🤖 AI Summary
To address the weak policy generalization caused by the domain gap in robot sim-to-real transfer, this paper proposes Semantic 2D Gaussian Splatting (S2GS), a novel representation for learning domain-invariant semantic features. S2GS models object-centric multi-view semantic fields and projects features onto 2D space via Gaussian splatting, augmented with a semantic filtering mechanism to yield robust and consistent spatial feature representations. Crucially, S2GS is decoupled from the downstream policy—specifically, Diffusion Policy—enabling direct integration into cross-domain policy learning. Trained exclusively in the ManiSkill simulation environment, policies leveraging S2GS achieve zero-shot transfer to real robotic platforms without fine-tuning. On manipulation tasks—including grasping and pushing—they significantly outperform state-of-the-art domain randomization and adaptation methods, demonstrating superior generalization capability and transfer effectiveness.
📝 Abstract
Cross-domain transfer in robotic manipulation remains a longstanding challenge due to the significant domain gap between simulated and real-world environments. Existing methods such as domain randomization, adaptation, and sim-real calibration often require extensive tuning or fail to generalize to unseen scenarios. To address this issue, we observe that if domain-invariant features are utilized during policy training in simulation, and the same features can be extracted and provided as the input to policy during real-world deployment, the domain gap can be effectively bridged, leading to significantly improved policy generalization. Accordingly, we propose Semantic 2D Gaussian Splatting (S2GS), a novel representation method that extracts object-centric, domain-invariant spatial features.

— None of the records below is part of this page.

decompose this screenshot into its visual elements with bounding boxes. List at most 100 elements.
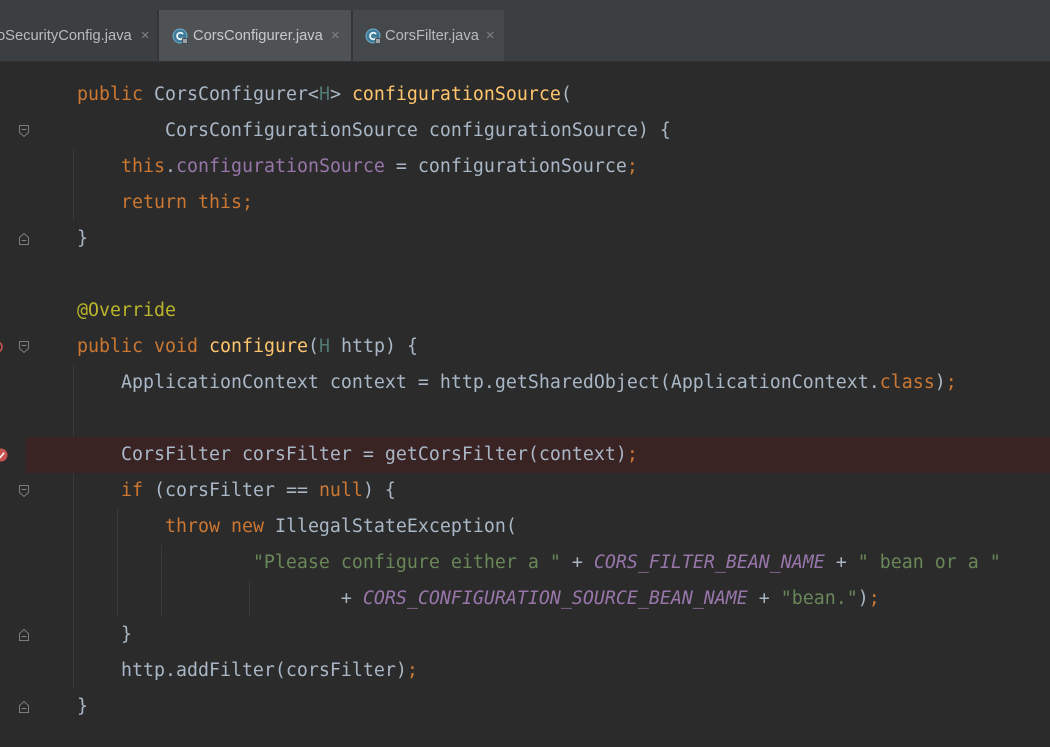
editor-gutter[interactable] xyxy=(0,62,30,747)
code-token: return xyxy=(120,192,187,213)
code-token: + xyxy=(33,588,363,609)
code-token: CorsFilter corsFilter = getCorsFilter(co… xyxy=(33,444,627,465)
code-line[interactable]: @Override xyxy=(33,293,1033,329)
code-text-area[interactable]: public CorsConfigurer<H> configurationSo… xyxy=(33,77,1033,725)
code-token: @Override xyxy=(77,300,176,321)
code-token: . xyxy=(164,156,176,177)
code-line[interactable]: this.configurationSource = configuration… xyxy=(33,149,1033,185)
editor-tab-bar: oSecurityConfig.java × CorsConfigurer.ja… xyxy=(0,0,1050,62)
code-token: ; xyxy=(945,372,957,393)
code-token: ; xyxy=(406,660,418,681)
tab-cors-configurer[interactable]: CorsConfigurer.java × xyxy=(159,10,351,61)
tab-security-config[interactable]: oSecurityConfig.java × xyxy=(0,10,157,61)
code-token: throw xyxy=(164,516,220,537)
code-token: H xyxy=(318,336,330,357)
code-token: } xyxy=(33,624,132,645)
ide-window: oSecurityConfig.java × CorsConfigurer.ja… xyxy=(0,0,1050,747)
code-token: ) xyxy=(934,372,946,393)
code-line[interactable]: public void configure(H http) { xyxy=(33,329,1033,365)
code-token: CorsConfigurer< xyxy=(142,84,319,105)
code-token: public xyxy=(77,84,143,105)
code-token: } xyxy=(33,696,88,717)
code-token: http.addFilter(corsFilter) xyxy=(33,660,407,681)
code-token: ; xyxy=(626,444,638,465)
code-line[interactable]: ApplicationContext context = http.getSha… xyxy=(33,365,1033,401)
code-line[interactable] xyxy=(33,257,1033,293)
fold-end-icon[interactable] xyxy=(17,700,31,714)
override-method-icon[interactable] xyxy=(0,340,4,354)
code-line[interactable]: "Please configure either a " + CORS_FILT… xyxy=(33,545,1033,581)
code-line[interactable]: http.addFilter(corsFilter); xyxy=(33,653,1033,689)
code-token: CorsConfigurationSource configurationSou… xyxy=(33,120,671,141)
code-line[interactable]: throw new IllegalStateException( xyxy=(33,509,1033,545)
tab-label: oSecurityConfig.java xyxy=(0,27,132,44)
code-line[interactable] xyxy=(33,401,1033,437)
close-icon[interactable]: × xyxy=(331,28,340,43)
tab-label: CorsFilter.java xyxy=(385,27,479,44)
fold-collapse-icon[interactable] xyxy=(17,124,31,138)
code-token: this xyxy=(197,192,242,213)
code-token: if xyxy=(120,480,143,501)
code-token: ( xyxy=(560,84,572,105)
code-token: configurationSource xyxy=(351,84,561,105)
code-line[interactable]: if (corsFilter == null) { xyxy=(33,473,1033,509)
code-token: "bean." xyxy=(780,588,858,609)
java-class-icon xyxy=(172,28,188,44)
java-class-icon xyxy=(365,28,381,44)
breakpoint-icon[interactable] xyxy=(0,448,8,462)
code-token: + xyxy=(824,552,858,573)
code-token: H xyxy=(318,84,330,105)
tab-cors-filter[interactable]: CorsFilter.java × xyxy=(353,10,504,61)
code-token: CORS_FILTER_BEAN_NAME xyxy=(593,552,825,573)
code-token: new xyxy=(230,516,264,537)
code-token: + xyxy=(560,552,594,573)
code-line[interactable]: + CORS_CONFIGURATION_SOURCE_BEAN_NAME + … xyxy=(33,581,1033,617)
code-token: } xyxy=(33,228,88,249)
code-token: + xyxy=(747,588,781,609)
code-token: http) { xyxy=(329,336,418,357)
code-line[interactable]: } xyxy=(33,689,1033,725)
code-editor[interactable]: public CorsConfigurer<H> configurationSo… xyxy=(0,62,1050,747)
code-token: this xyxy=(120,156,165,177)
code-token: ) { xyxy=(362,480,396,501)
code-line[interactable]: return this; xyxy=(33,185,1033,221)
code-token: = configurationSource xyxy=(384,156,627,177)
code-line[interactable]: } xyxy=(33,221,1033,257)
code-token: ( xyxy=(307,336,319,357)
fold-end-icon[interactable] xyxy=(17,232,31,246)
code-token: configure xyxy=(208,336,308,357)
code-token: " bean or a " xyxy=(857,552,1001,573)
fold-end-icon[interactable] xyxy=(17,628,31,642)
close-icon[interactable]: × xyxy=(141,28,150,43)
close-icon[interactable]: × xyxy=(486,28,495,43)
code-line[interactable]: public CorsConfigurer<H> configurationSo… xyxy=(33,77,1033,113)
code-token: class xyxy=(879,372,935,393)
code-line[interactable]: } xyxy=(33,617,1033,653)
code-token: void xyxy=(153,336,198,357)
code-token: ; xyxy=(241,192,253,213)
tab-label: CorsConfigurer.java xyxy=(193,27,323,44)
fold-collapse-icon[interactable] xyxy=(17,340,31,354)
code-token: ; xyxy=(868,588,880,609)
code-line-breakpoint[interactable]: CorsFilter corsFilter = getCorsFilter(co… xyxy=(33,437,1033,473)
code-token: ) xyxy=(857,588,869,609)
fold-collapse-icon[interactable] xyxy=(17,484,31,498)
code-token: configurationSource xyxy=(175,156,385,177)
code-line[interactable]: CorsConfigurationSource configurationSou… xyxy=(33,113,1033,149)
code-token: null xyxy=(318,480,363,501)
code-token: ApplicationContext context = http.getSha… xyxy=(33,372,880,393)
code-token: CORS_CONFIGURATION_SOURCE_BEAN_NAME xyxy=(362,588,748,609)
code-token: (corsFilter == xyxy=(142,480,319,501)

S2GS constructs multi-view 2D semantic fields and projects them into a unified 3D space via feature-level Gaussian splatting. A semantic filtering mechanism removes irrelevant background content, ensuring clean and consistent inputs for policy learning. To evaluate the effectiveness of S2GS, we adopt Diffusion Policy as the downstream learning algorithm and conduct experiments in the ManiSkill simulation environment, followed by real-world deployment. Results demonstrate that S2GS significantly improves sim-to-real transferability, maintaining high and stable task performance in real-world scenarios.